The creators of South Park have a Broadway hit on their hands. "The Book of Mormon" is sold out for weeks. Reviews of the musical comedy appear in the New Yorker and the Los Angeles Times. Interestingly, nowhere in either publication did the reviewer question in the slightest respect the propriety of a musical comedy based on the ridicule of an entire religion. It's as if the reviewers concluded that the idea of skewering Mormon beliefs is so far within the boundaries of appropriate discourse that it's not even controversial.
Meanwhile, in Florida, an obscure Protestant minister of a tiny church "put the Koran on trial" for rape and murder, found it guilty, sentenced it to burning and carried out the sentence. A month later, clerics in Afghanistan, probably in the service of the Taliban insurgency there, used the Koran burning incident to whip up mosque worshipers into a frenzy that erupted in deadly riots. The rioting over the next three days took some 18 lives, including 7 UN guards and workers murdered in an attack on the UN office in the city where the rioting began.
Now I am not going to give a pass to the Florida pastor whose Koran burning set off the incident. It was entirely forseeable that the Koran buring would lead to the loss of innocent lives, and one must take moral responsibility for the foreseeable results of one's acts.
However, at the same time, his moral culpability by no means rises to the level of the Moslem clerics who deliberately provoked the riots and to the murderers themselves. (To his credit, President Obama publicly expressed the same opinion.) Such violence would be improper even if directed at a person who actually burned a Koran, and of course the victims of the mobs in Afghanistan had nothing to do with the burning of a Koran in Florida.
While many of us might have foreseen that such violence would result from the burning of a Koran, and would therefore fault the Florida pastor for his actions, we would never be concerned about riots and murders possibly resulting from Mormon anger over "The Book of Mormon." There is no risk that Mormons will attack non-Mormons out of fury over the Broadway musical.
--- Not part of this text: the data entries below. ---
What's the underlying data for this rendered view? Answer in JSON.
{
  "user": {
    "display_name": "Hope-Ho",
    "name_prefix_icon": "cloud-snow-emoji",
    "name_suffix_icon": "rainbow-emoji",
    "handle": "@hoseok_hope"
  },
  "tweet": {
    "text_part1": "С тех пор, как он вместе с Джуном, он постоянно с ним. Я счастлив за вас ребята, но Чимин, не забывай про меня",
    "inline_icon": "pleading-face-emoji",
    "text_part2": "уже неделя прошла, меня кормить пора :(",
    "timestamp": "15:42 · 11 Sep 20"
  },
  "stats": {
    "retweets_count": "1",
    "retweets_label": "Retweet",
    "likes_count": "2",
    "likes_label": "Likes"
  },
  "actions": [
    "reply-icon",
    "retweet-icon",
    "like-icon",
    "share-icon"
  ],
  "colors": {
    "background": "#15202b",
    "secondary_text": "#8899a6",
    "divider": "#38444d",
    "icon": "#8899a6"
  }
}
Indeed, here is the official statement of the Church of Jesus Christ of Latter Day Saints on "The Book of Mormon" musical:
The production may attempt to entertain audiences for an evening, but the Book of Mormon as a volume of scripture will change people’s lives forever by bringing them closer to Christ.
Not only need the creators of "The Book of Mormon" not fear Mormon retaliation, but although the musical could justifiably be attacked as racist (in its portrayal of Ugandans), Trey Parker and Matt Stone probably are not looking over their shoulder for vengeful African Americans either.
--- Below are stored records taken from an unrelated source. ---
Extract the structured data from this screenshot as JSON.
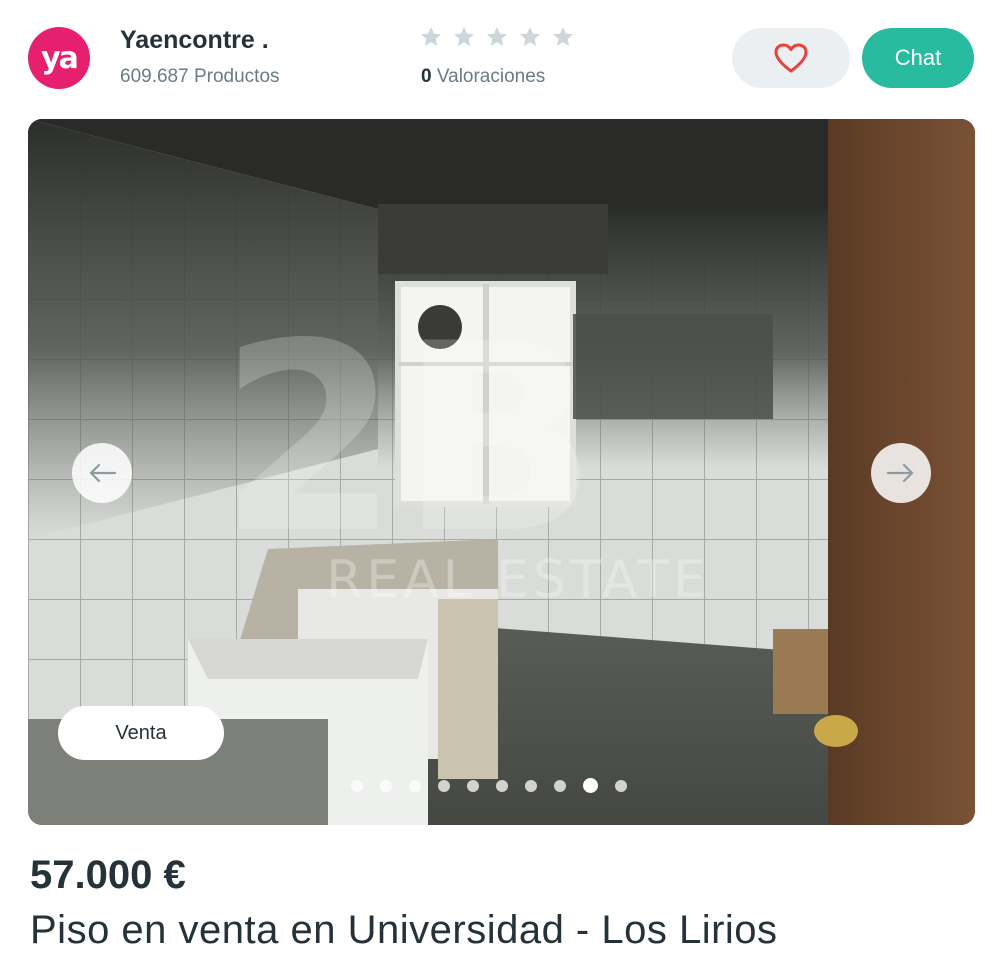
{
  "seller": {
    "avatar_text": "ya",
    "name": "Yaencontre .",
    "products": "609.687 Productos"
  },
  "rating": {
    "stars_filled": 0,
    "stars_total": 5,
    "count": "0",
    "label": "Valoraciones"
  },
  "actions": {
    "favorite_icon": "heart-icon",
    "chat_label": "Chat"
  },
  "gallery": {
    "tag": "Venta",
    "watermark_logo": "2B",
    "watermark_text": "REAL ESTATE",
    "total_images": 10,
    "active_index": 9,
    "prev_icon": "arrow-left-icon",
    "next_icon": "arrow-right-icon"
  },
  "listing": {
    "price": "57.000 €",
    "title": "Piso en venta en Universidad - Los Lirios"
  },
  "colors": {
    "brand": "#e6206e",
    "accent": "#29bba0",
    "heart": "#e8433a",
    "text": "#253238",
    "muted": "#6b7b83"
  }
}
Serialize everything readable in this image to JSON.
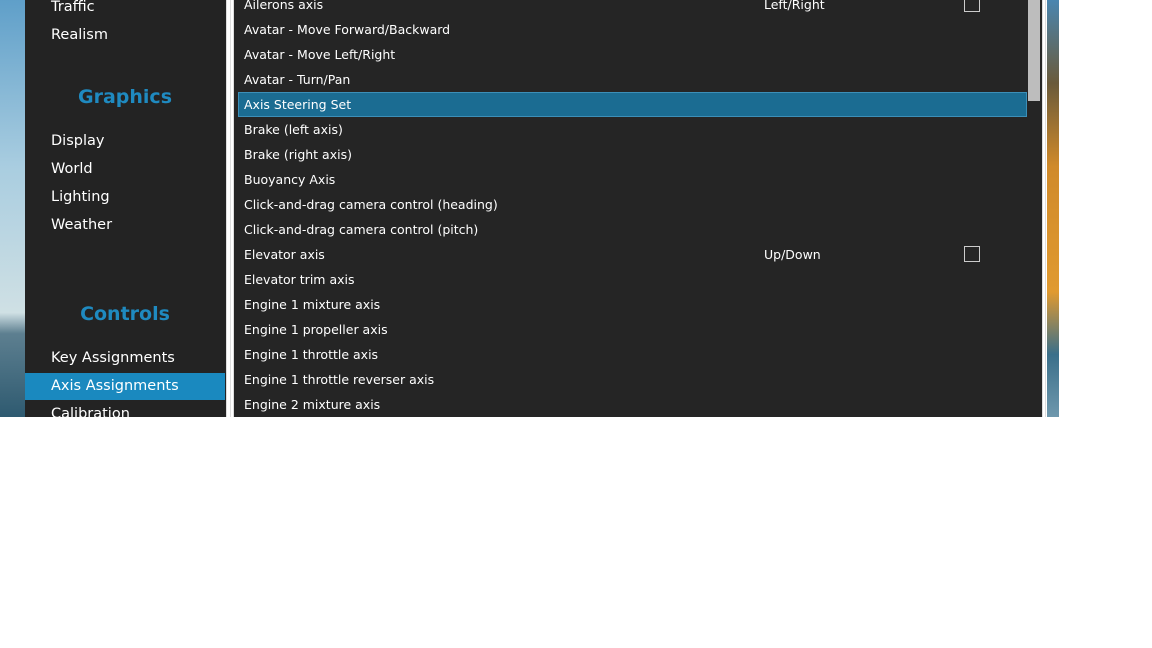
{
  "sidebar": {
    "items_top": [
      "Traffic",
      "Realism"
    ],
    "graphics_header": "Graphics",
    "graphics_items": [
      "Display",
      "World",
      "Lighting",
      "Weather"
    ],
    "controls_header": "Controls",
    "controls_items": [
      "Key Assignments",
      "Axis Assignments",
      "Calibration"
    ],
    "active": "Axis Assignments"
  },
  "axes": [
    {
      "name": "Ailerons axis",
      "direction": "Left/Right",
      "reverse": false
    },
    {
      "name": "Avatar - Move Forward/Backward"
    },
    {
      "name": "Avatar - Move Left/Right"
    },
    {
      "name": "Avatar - Turn/Pan"
    },
    {
      "name": "Axis Steering Set",
      "selected": true
    },
    {
      "name": "Brake (left axis)"
    },
    {
      "name": "Brake (right axis)"
    },
    {
      "name": "Buoyancy Axis"
    },
    {
      "name": "Click-and-drag camera control (heading)"
    },
    {
      "name": "Click-and-drag camera control (pitch)"
    },
    {
      "name": "Elevator axis",
      "direction": "Up/Down",
      "reverse": false
    },
    {
      "name": "Elevator trim axis"
    },
    {
      "name": "Engine 1 mixture axis"
    },
    {
      "name": "Engine 1 propeller axis"
    },
    {
      "name": "Engine 1 throttle axis"
    },
    {
      "name": "Engine 1 throttle reverser axis"
    },
    {
      "name": "Engine 2 mixture axis"
    }
  ],
  "colors": {
    "accent": "#1a89bf",
    "selected_row": "#1b6c92",
    "panel": "#252525"
  }
}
So in view of this atmosphere of tolerance, may we look forward to the Broadway opening of "The Koran," a musical comedy that applies the same approach to Islamic scripture? Not bloody likely. Indeed, the only time that Parker and Stone have been threatened with death by a religious group was when a radical Muslim group was angered by a South Park episode depicting the prophet Muhammad in a bear suit.
Which brings me to my main point. While pundits are piling on the Florida pastor, I would hope they display a modicum of cultural loyalty and courage and issue a challenge to the real villains in this story--radical Islamist clerics who react with murderous fury to what they deem to be insults to Islam, but who themselves are unwilling to extend respect to other religions and beliefs. They say that Jews are monkeys, Christians are "Crusaders," and call for the death of both.
It often seems that there are no values or sacred cows left in American--certainly musicals such as "The Book of Mormon" and shows such as "South Park" show that everything and everyone is open to ridicule. The only enduring values in modern Western civilization appear to be tolerance and diversity. If so, let's at least not patronize Islam by giving its advocates a pass on those values. The price for full Islamic participation in Western society must be respect for other religions and beliefs, and tolerance of critics of Islamic belief. We must always defend the free speech rights of critics of Islam. And those Islamists, both in Western countries and worldwide, who reject Western values should be called to task for their hate and bigotry.